Komidinin üstüne attığım elimle etrafı kolaçan ederken birkaç bir şeyi devirdikten sonra elime gelen telefonum ile açılamayan gözlerim arasında, susmak bilmeyen telefonu açtım.

"Ne?"

"Yoongi hyung.." Namjoon'un endişeli sesini duyuşum ile gözlerim anında açılırken bana ilk defa hyung diyişi bile ayılmama neden olmuştu.

Başına bir şey gelmiş olabileceği beni korkuturken telefonda yazan saati gördüğümde kaşlarım çatıldı. Gecenin 4'ün de ne olmuş olabilirdi?

"Seokjin hyung kötüleşti, hastanedeyiz gelmelisin." Birkaç konuşma arasında aldığı sık nefeslerle endişeli bir şekilde sıraladığı cümle ile bedenim anında yataktan kalkarken telefonu kapatarak hızla giyindim.

Seokjin hyung hastanedeydi.

Beynimde dönüp dolanan tek bir cümle ile elim ayağıma karışırken, içimde büyüyen endişe ile ellerimin titrediğini hissediyordum. O, benim tek ailemdi, benim abimdi.  Ne kadar beni öldürmek istese, aramızda bir abi kardeş bağı olmasa bile ona ihtiyacım vardı, beni öldüreceği anlamına gelse bile.

Namjoon'un bana yolladığı adreste ki hastaneye vardığımda, odanın dışında bekleyen Namjoon, Taehyung, Hoseok ve Jimin ile yanlarına gittim.

"Neler oldu?" Diye mırıldandım, koştuğumdan dolayı nefesimi düzeltirken. Karşımda ki adam enişeden olduğu yerde sallanırken, "Ah bilmiyorum, birden iyi hissetmediğini söyleyerek kusmaya başladı. Doktorlar birkaç test yaptılar ve şu an sonuçlarını bekliyoruz." Demişti.

"Ama o iyi değil mi?" Diye sordum emin olmak için. İyi olmalıydı. Beni öldürecekse bile iyi olmalıydı, ilk ben ölecektim o değil.

"O iyi, merak etme." Taehyung benim bu endişeli halimi sakinleştirmek için sırtımı sıvazlarken beynimde dönüp dolaşan düşüncelere engel olamıyordum.

"Organları..organları iyi mi? Hepsi çalışıyor değil mi?" Nefesim gitgide kesilirken, beynimde eskiden hastanede yaşadığımız anılar tekrara sarılmış oynayıp duruyordu. Beynimde bunların hepsi dönerken yerimde hiçbir şey olmuyormuş gibi davranmak zordu.

"Hey sakin ol, ona bir şey olmayacak."

Namjoon beni sakinleştirmeye çalışırken elimde olmadan daha bir nefesimin kesildiğini hissediyordum. "Hayır b-ben sadece, bunu yapamam, ona yardımcı olamıyorum bu yüzden-" Cümlemi yarıda kesen şey Taehyung'un güven verici sözleri olurken sakinleşmeye çalıştım.

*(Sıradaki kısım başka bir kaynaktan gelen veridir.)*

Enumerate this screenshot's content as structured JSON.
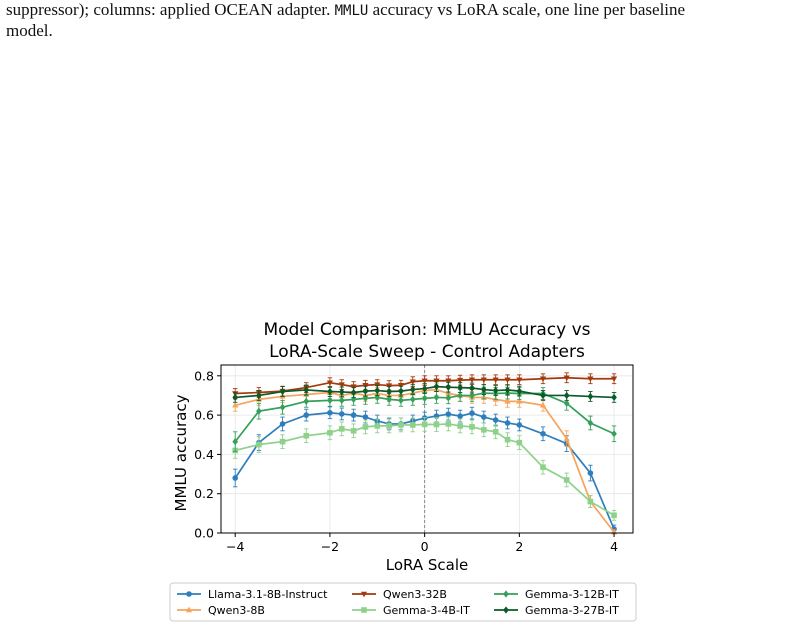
{
  "caption": {
    "line1_prefix": "suppressor); columns: applied OCEAN adapter.",
    "metric_mono": "MMLU",
    "line1_suffix": "accuracy vs LoRA scale, one line per baseline",
    "line2": "model."
  },
  "chart_data": {
    "type": "line",
    "title_lines": [
      "Model Comparison: MMLU Accuracy vs",
      "LoRA-Scale Sweep - Control Adapters"
    ],
    "xlabel": "LoRA Scale",
    "ylabel": "MMLU accuracy",
    "xlim": [
      -4.3,
      4.4
    ],
    "ylim": [
      0.0,
      0.855
    ],
    "xticks": [
      -4,
      -2,
      0,
      2,
      4
    ],
    "xtick_labels": [
      "−4",
      "−2",
      "0",
      "2",
      "4"
    ],
    "yticks": [
      0.0,
      0.2,
      0.4,
      0.6,
      0.8
    ],
    "ytick_labels": [
      "0.0",
      "0.2",
      "0.4",
      "0.6",
      "0.8"
    ],
    "grid": true,
    "reference_line_x": 0,
    "legend_position": "below",
    "series": [
      {
        "name": "Llama-3.1-8B-Instruct",
        "color": "#2e7ebc",
        "marker": "circle",
        "x": [
          -4,
          -3.5,
          -3,
          -2.5,
          -2,
          -1.75,
          -1.5,
          -1.25,
          -1,
          -0.75,
          -0.5,
          -0.25,
          0,
          0.25,
          0.5,
          0.75,
          1,
          1.25,
          1.5,
          1.75,
          2,
          2.5,
          3,
          3.5,
          4
        ],
        "y": [
          0.28,
          0.46,
          0.555,
          0.6,
          0.612,
          0.606,
          0.6,
          0.59,
          0.57,
          0.555,
          0.555,
          0.57,
          0.585,
          0.595,
          0.605,
          0.595,
          0.61,
          0.59,
          0.575,
          0.56,
          0.55,
          0.505,
          0.455,
          0.305,
          0.02
        ],
        "err": [
          0.045,
          0.04,
          0.035,
          0.03,
          0.03,
          0.03,
          0.03,
          0.03,
          0.03,
          0.03,
          0.03,
          0.03,
          0.03,
          0.03,
          0.03,
          0.03,
          0.03,
          0.03,
          0.03,
          0.03,
          0.03,
          0.035,
          0.04,
          0.04,
          0.02
        ]
      },
      {
        "name": "Qwen3-8B",
        "color": "#f7a35c",
        "marker": "triangle-up",
        "x": [
          -4,
          -3.5,
          -3,
          -2.5,
          -2,
          -1.75,
          -1.5,
          -1.25,
          -1,
          -0.75,
          -0.5,
          -0.25,
          0,
          0.25,
          0.5,
          0.75,
          1,
          1.25,
          1.5,
          1.75,
          2,
          2.5,
          3,
          3.5,
          4
        ],
        "y": [
          0.65,
          0.68,
          0.695,
          0.705,
          0.715,
          0.7,
          0.712,
          0.7,
          0.71,
          0.7,
          0.7,
          0.712,
          0.725,
          0.73,
          0.71,
          0.7,
          0.69,
          0.69,
          0.68,
          0.67,
          0.67,
          0.65,
          0.48,
          0.16,
          0.005
        ],
        "err": [
          0.03,
          0.03,
          0.03,
          0.03,
          0.03,
          0.03,
          0.03,
          0.03,
          0.03,
          0.03,
          0.03,
          0.03,
          0.03,
          0.03,
          0.03,
          0.03,
          0.03,
          0.03,
          0.03,
          0.03,
          0.03,
          0.03,
          0.04,
          0.03,
          0.01
        ]
      },
      {
        "name": "Qwen3-32B",
        "color": "#a33a0c",
        "marker": "triangle-down",
        "x": [
          -4,
          -3.5,
          -3,
          -2.5,
          -2,
          -1.75,
          -1.5,
          -1.25,
          -1,
          -0.75,
          -0.5,
          -0.25,
          0,
          0.25,
          0.5,
          0.75,
          1,
          1.25,
          1.5,
          1.75,
          2,
          2.5,
          3,
          3.5,
          4
        ],
        "y": [
          0.71,
          0.715,
          0.722,
          0.74,
          0.765,
          0.755,
          0.745,
          0.752,
          0.755,
          0.75,
          0.752,
          0.77,
          0.775,
          0.775,
          0.775,
          0.778,
          0.78,
          0.78,
          0.78,
          0.78,
          0.78,
          0.785,
          0.79,
          0.785,
          0.785
        ],
        "err": [
          0.025,
          0.025,
          0.025,
          0.025,
          0.025,
          0.025,
          0.025,
          0.025,
          0.025,
          0.025,
          0.025,
          0.025,
          0.025,
          0.025,
          0.025,
          0.025,
          0.025,
          0.025,
          0.025,
          0.025,
          0.025,
          0.025,
          0.025,
          0.025,
          0.025
        ]
      },
      {
        "name": "Gemma-3-4B-IT",
        "color": "#8fd18a",
        "marker": "square",
        "x": [
          -4,
          -3.5,
          -3,
          -2.5,
          -2,
          -1.75,
          -1.5,
          -1.25,
          -1,
          -0.75,
          -0.5,
          -0.25,
          0,
          0.25,
          0.5,
          0.75,
          1,
          1.25,
          1.5,
          1.75,
          2,
          2.5,
          3,
          3.5,
          4
        ],
        "y": [
          0.42,
          0.45,
          0.465,
          0.495,
          0.51,
          0.53,
          0.52,
          0.54,
          0.545,
          0.545,
          0.55,
          0.55,
          0.553,
          0.552,
          0.555,
          0.545,
          0.54,
          0.525,
          0.515,
          0.475,
          0.46,
          0.335,
          0.27,
          0.16,
          0.09
        ],
        "err": [
          0.04,
          0.04,
          0.035,
          0.035,
          0.035,
          0.035,
          0.035,
          0.035,
          0.035,
          0.035,
          0.035,
          0.035,
          0.035,
          0.035,
          0.035,
          0.035,
          0.035,
          0.035,
          0.035,
          0.035,
          0.035,
          0.035,
          0.035,
          0.03,
          0.025
        ]
      },
      {
        "name": "Gemma-3-12B-IT",
        "color": "#35a05a",
        "marker": "diamond",
        "x": [
          -4,
          -3.5,
          -3,
          -2.5,
          -2,
          -1.75,
          -1.5,
          -1.25,
          -1,
          -0.75,
          -0.5,
          -0.25,
          0,
          0.25,
          0.5,
          0.75,
          1,
          1.25,
          1.5,
          1.75,
          2,
          2.5,
          3,
          3.5,
          4
        ],
        "y": [
          0.465,
          0.62,
          0.64,
          0.67,
          0.675,
          0.675,
          0.68,
          0.685,
          0.69,
          0.68,
          0.675,
          0.68,
          0.685,
          0.69,
          0.688,
          0.7,
          0.7,
          0.712,
          0.71,
          0.712,
          0.71,
          0.71,
          0.66,
          0.56,
          0.505
        ],
        "err": [
          0.05,
          0.04,
          0.035,
          0.03,
          0.03,
          0.03,
          0.03,
          0.03,
          0.03,
          0.03,
          0.03,
          0.03,
          0.03,
          0.03,
          0.03,
          0.03,
          0.03,
          0.03,
          0.03,
          0.03,
          0.03,
          0.03,
          0.035,
          0.035,
          0.04
        ]
      },
      {
        "name": "Gemma-3-27B-IT",
        "color": "#0b5a2a",
        "marker": "diamond",
        "x": [
          -4,
          -3.5,
          -3,
          -2.5,
          -2,
          -1.75,
          -1.5,
          -1.25,
          -1,
          -0.75,
          -0.5,
          -0.25,
          0,
          0.25,
          0.5,
          0.75,
          1,
          1.25,
          1.5,
          1.75,
          2,
          2.5,
          3,
          3.5,
          4
        ],
        "y": [
          0.69,
          0.7,
          0.72,
          0.728,
          0.72,
          0.718,
          0.715,
          0.722,
          0.725,
          0.72,
          0.722,
          0.73,
          0.735,
          0.745,
          0.742,
          0.74,
          0.738,
          0.73,
          0.725,
          0.728,
          0.722,
          0.7,
          0.7,
          0.695,
          0.69
        ],
        "err": [
          0.025,
          0.025,
          0.025,
          0.025,
          0.025,
          0.025,
          0.025,
          0.025,
          0.025,
          0.025,
          0.025,
          0.025,
          0.025,
          0.025,
          0.025,
          0.025,
          0.025,
          0.025,
          0.025,
          0.025,
          0.025,
          0.025,
          0.025,
          0.025,
          0.025
        ]
      }
    ]
  }
}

"İstersen içeri girebilirsin, şu an ilaçların etkisinde sorun olmaz."

O iyiydi, benim bir şey yapmama gerek yoktu. Bana kızmayacaktı, ilaçların etkisinde sakindi. Her şey iyi olacak.

Bundan güç alarak içeri girdiğimde diğerleri de peşimden gelmişti. Beyaz yatağın içinde yatan adam sessizce dışarıyı izlerken fazla masum gözüküyordu. Ona korkarak yaklaşan adımlarım sırasında beni gördüğünde sakin hali anında değişmiş, suratında ki korku ve sinirle bağırmaya başlamıştı.

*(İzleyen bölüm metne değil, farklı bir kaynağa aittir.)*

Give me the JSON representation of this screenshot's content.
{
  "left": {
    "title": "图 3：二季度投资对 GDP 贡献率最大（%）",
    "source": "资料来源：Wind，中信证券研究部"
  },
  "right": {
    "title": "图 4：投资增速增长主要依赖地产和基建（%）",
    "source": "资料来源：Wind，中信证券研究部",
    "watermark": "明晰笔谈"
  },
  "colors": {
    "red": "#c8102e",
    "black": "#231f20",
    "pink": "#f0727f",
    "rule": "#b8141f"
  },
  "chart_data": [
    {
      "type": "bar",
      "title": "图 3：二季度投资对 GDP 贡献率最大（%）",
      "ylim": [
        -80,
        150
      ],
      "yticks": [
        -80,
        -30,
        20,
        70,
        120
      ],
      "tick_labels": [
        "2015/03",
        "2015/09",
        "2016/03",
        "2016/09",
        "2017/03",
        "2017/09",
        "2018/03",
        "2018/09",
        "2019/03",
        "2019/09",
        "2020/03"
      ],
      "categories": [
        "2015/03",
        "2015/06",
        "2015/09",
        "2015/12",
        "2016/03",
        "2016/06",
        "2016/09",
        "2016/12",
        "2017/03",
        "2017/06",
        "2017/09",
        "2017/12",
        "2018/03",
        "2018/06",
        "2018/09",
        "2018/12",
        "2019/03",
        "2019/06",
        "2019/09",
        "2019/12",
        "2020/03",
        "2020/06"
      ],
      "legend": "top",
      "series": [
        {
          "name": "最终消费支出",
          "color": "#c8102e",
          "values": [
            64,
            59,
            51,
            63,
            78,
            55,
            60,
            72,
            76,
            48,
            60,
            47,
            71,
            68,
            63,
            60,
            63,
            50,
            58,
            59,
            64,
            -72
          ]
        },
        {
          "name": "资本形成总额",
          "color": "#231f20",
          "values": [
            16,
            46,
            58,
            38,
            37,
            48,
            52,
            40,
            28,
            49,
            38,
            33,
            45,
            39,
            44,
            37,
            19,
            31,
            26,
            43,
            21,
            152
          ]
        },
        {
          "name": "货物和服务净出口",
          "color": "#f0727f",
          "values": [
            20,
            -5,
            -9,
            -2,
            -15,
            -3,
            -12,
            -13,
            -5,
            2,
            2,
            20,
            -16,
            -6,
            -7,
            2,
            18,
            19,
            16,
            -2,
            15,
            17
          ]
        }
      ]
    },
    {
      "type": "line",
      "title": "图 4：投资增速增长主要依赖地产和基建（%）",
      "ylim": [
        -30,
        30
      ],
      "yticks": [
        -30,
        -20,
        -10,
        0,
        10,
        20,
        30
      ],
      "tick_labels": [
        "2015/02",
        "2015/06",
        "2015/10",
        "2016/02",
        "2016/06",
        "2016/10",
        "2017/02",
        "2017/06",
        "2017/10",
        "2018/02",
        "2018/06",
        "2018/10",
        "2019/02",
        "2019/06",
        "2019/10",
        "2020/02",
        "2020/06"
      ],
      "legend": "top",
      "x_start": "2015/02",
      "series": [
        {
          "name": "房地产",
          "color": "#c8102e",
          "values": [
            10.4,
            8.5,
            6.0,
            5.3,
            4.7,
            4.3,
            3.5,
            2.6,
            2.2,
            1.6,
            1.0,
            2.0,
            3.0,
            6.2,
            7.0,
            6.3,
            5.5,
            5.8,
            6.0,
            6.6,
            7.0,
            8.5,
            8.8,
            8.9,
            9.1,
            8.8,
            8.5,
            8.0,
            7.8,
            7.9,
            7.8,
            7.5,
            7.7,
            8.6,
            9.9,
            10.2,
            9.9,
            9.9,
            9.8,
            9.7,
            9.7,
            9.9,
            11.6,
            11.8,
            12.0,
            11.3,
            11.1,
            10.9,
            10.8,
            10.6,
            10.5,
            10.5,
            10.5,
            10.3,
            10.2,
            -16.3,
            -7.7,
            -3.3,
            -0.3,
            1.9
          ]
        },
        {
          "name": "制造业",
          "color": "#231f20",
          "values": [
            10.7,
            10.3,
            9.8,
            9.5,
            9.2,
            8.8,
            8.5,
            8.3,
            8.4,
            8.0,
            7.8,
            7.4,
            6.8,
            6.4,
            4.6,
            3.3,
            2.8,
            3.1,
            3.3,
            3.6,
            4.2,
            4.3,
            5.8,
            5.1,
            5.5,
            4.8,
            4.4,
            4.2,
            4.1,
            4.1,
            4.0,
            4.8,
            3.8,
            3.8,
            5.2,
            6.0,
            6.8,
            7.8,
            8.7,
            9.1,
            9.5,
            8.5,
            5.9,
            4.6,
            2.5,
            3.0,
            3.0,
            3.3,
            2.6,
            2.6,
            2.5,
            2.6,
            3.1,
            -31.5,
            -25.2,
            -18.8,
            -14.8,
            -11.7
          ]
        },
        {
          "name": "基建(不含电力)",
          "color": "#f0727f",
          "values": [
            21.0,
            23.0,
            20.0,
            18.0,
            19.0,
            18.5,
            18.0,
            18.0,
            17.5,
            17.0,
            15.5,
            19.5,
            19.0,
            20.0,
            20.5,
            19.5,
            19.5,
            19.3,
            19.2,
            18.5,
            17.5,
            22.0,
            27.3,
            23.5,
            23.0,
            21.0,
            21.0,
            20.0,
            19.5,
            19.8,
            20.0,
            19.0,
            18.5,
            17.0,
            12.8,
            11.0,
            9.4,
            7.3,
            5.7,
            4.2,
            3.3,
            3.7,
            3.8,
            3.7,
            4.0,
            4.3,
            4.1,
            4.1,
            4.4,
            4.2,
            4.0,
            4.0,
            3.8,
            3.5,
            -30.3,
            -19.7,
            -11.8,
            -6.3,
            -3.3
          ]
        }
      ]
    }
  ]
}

"Katil! Çık odamdan, hayatımda ki herkesi öldürdün sıra bende mi?" Yattığı yatakta kendini parçalarken Namjoon ve Hoseok onu sakinleştirmeye çalışması boşunaydı.

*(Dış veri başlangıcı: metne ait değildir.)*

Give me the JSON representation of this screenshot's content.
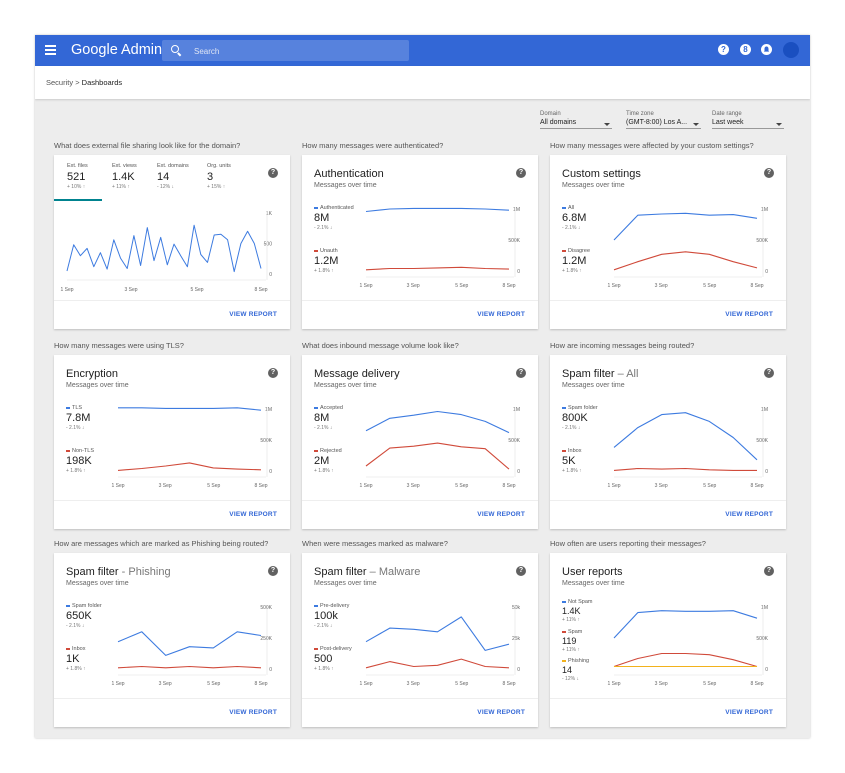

Onun bu hareketleriyle bedenim ister istemez geriye bir adım atarken, "Senin ölmen lazım, benden her şeyimi aldı." Diye bağırmıştı korkarak bana bakarken. Titreyen ellerimle ne yapacağımı bilemeyerek bana bağıran hyunga odaklanmışken nefesimin kesildiğini hissediyordum.